Although the Jacobsons had hoped to buy the lot closer to its £80-120 estimate, their winning bid of £75,000 (a house record for PFK) had been well within their budget. Fellow dealer and enthusiast Ian Sumner, also confident of their history and a potential value of around £500,000, was the underbidder. He told his story to The Daily Telegraph in the days after the sale.

Eight years on and the many scenes of Italy, France and Switzerland are now considered the largest collection of daguerreotypes of Venice in the world and probably the earliest surviving photographs of the Alps. Many reveal surprising compositions and provide an insight into how Ruskin's own watercolours were influenced by them.

Technical Procedures

Despite his sometimes vehemently negative sentiments regarding the camera, Ruskin never stopped using photography to record his trips to Italy and the Alps to study nature and architecture. He assiduously collected, commissioned and produced daguerreotypes and paper photographs, and he pioneered the use of the collotype and platinotype processes for book illustration.

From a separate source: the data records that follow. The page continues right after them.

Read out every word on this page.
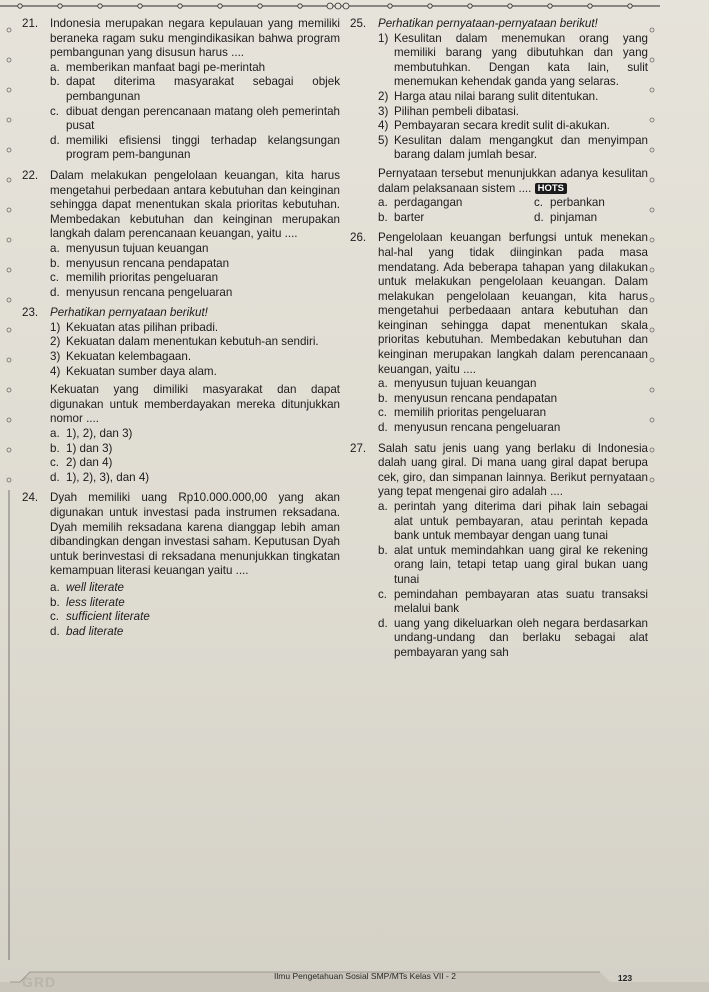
21. Indonesia merupakan negara kepulauan yang memiliki beraneka ragam suku mengindikasikan bahwa program pembangunan yang disusun harus ....
a. memberikan manfaat bagi pe-merintah
b. dapat diterima masyarakat sebagai objek pembangunan
c. dibuat dengan perencanaan matang oleh pemerintah pusat
d. memiliki efisiensi tinggi terhadap kelangsungan program pem-bangunan
22. Dalam melakukan pengelolaan keuangan, kita harus mengetahui perbedaan antara kebutuhan dan keinginan sehingga dapat menentukan skala prioritas kebutuhan. Membedakan kebutuhan dan keinginan merupakan langkah dalam perencanaan keuangan, yaitu ....
a. menyusun tujuan keuangan
b. menyusun rencana pendapatan
c. memilih prioritas pengeluaran
d. menyusun rencana pengeluaran
23. Perhatikan pernyataan berikut!
1) Kekuatan atas pilihan pribadi.
2) Kekuatan dalam menentukan kebutuh-an sendiri.
3) Kekuatan kelembagaan.
4) Kekuatan sumber daya alam.
Kekuatan yang dimiliki masyarakat dan dapat digunakan untuk memberdayakan mereka ditunjukkan nomor ....
a. 1), 2), dan 3)
b. 1) dan 3)
c. 2) dan 4)
d. 1), 2), 3), dan 4)
24. Dyah memiliki uang Rp10.000.000,00 yang akan digunakan untuk investasi pada instrumen reksadana. Dyah memilih reksadana karena dianggap lebih aman dibandingkan dengan investasi saham. Keputusan Dyah untuk berinvestasi di reksadana menunjukkan tingkatan kemampuan literasi keuangan yaitu ....
a. well literate
b. less literate
c. sufficient literate
d. bad literate
25. Perhatikan pernyataan-pernyataan berikut!
1) Kesulitan dalam menemukan orang yang memiliki barang yang dibutuhkan dan yang membutuhkan. Dengan kata lain, sulit menemukan kehendak ganda yang selaras.
2) Harga atau nilai barang sulit ditentukan.
3) Pilihan pembeli dibatasi.
4) Pembayaran secara kredit sulit di-akukan.
5) Kesulitan dalam mengangkut dan menyimpan barang dalam jumlah besar.
Pernyataan tersebut menunjukkan adanya kesulitan dalam pelaksanaan sistem .... HOTS
a. perdagangan	c. perbankan
b. barter	d. pinjaman
26. Pengelolaan keuangan berfungsi untuk menekan hal-hal yang tidak diinginkan pada masa mendatang. Ada beberapa tahapan yang dilakukan untuk melakukan pengelolaan keuangan. Dalam melakukan pengelolaan keuangan, kita harus mengetahui perbedaaan antara kebutuhan dan keinginan sehingga dapat menentukan skala prioritas kebutuhan. Membedakan kebutuhan dan keinginan merupakan langkah dalam perencanaan keuangan, yaitu ....
a. menyusun tujuan keuangan
b. menyusun rencana pendapatan
c. memilih prioritas pengeluaran
d. menyusun rencana pengeluaran
27. Salah satu jenis uang yang berlaku di Indonesia dalah uang giral. Di mana uang giral dapat berupa cek, giro, dan simpanan lainnya. Berikut pernyataan yang tepat mengenai giro adalah ....
a. perintah yang diterima dari pihak lain sebagai alat untuk pembayaran, atau perintah kepada bank untuk membayar dengan uang tunai
b. alat untuk memindahkan uang giral ke rekening orang lain, tetapi tetap uang giral bukan uang tunai
c. pemindahan pembayaran atas suatu transaksi melalui bank
d. uang yang dikeluarkan oleh negara berdasarkan undang-undang dan berlaku sebagai alat pembayaran yang sah
GRD	Ilmu Pengetahuan Sosial SMP/MTs Kelas VII - 2	123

Core to this 432-page book (priced at £85, or £75 until March 31) is a fully illustrated catalogue raisonné of the 325 known Ruskin daguerreotypes.The majority of the newly discovered plates are published here for the first time among a total of 601 illustrations. Ten chapters study Ruskin's photographic endeavours with another describing the technical procedures used in conserving the photographs. Some of the images had been in poor condition, their ghostly impressions almost invisible when viewed in Penrith.

Ken Jacobson said of the remarkable odyssey: "The discovery of 188 previously unknown John Ruskin daguerreotypes has been the most exciting of our career. The propitious circumstances of this find were truly magnified many times over by the fascinating discoveries we made during our research and the generosity, intelligence and friendship we shared with other scholars and our conservators.

"We feel that the quality and unorthodox style of many of Ruskin's daguerreotypes will come as a major surprise to both photographic historians and those in the field of Ruskin scholarship. It is an astonishing accomplishment for a polymath better known for his achievements in so many other disciplines. Ruskin's daguerreotypes would be a sensational new revelation in the history of photography even if he were completely unknown. We hope the work will be as intriguing to others as it has been to us."

Three of the daguerreotypes will be on show when Quaritch hold a book launch at their South Audley Street gallery on March 18. They say the photographs are "not for sale at the moment".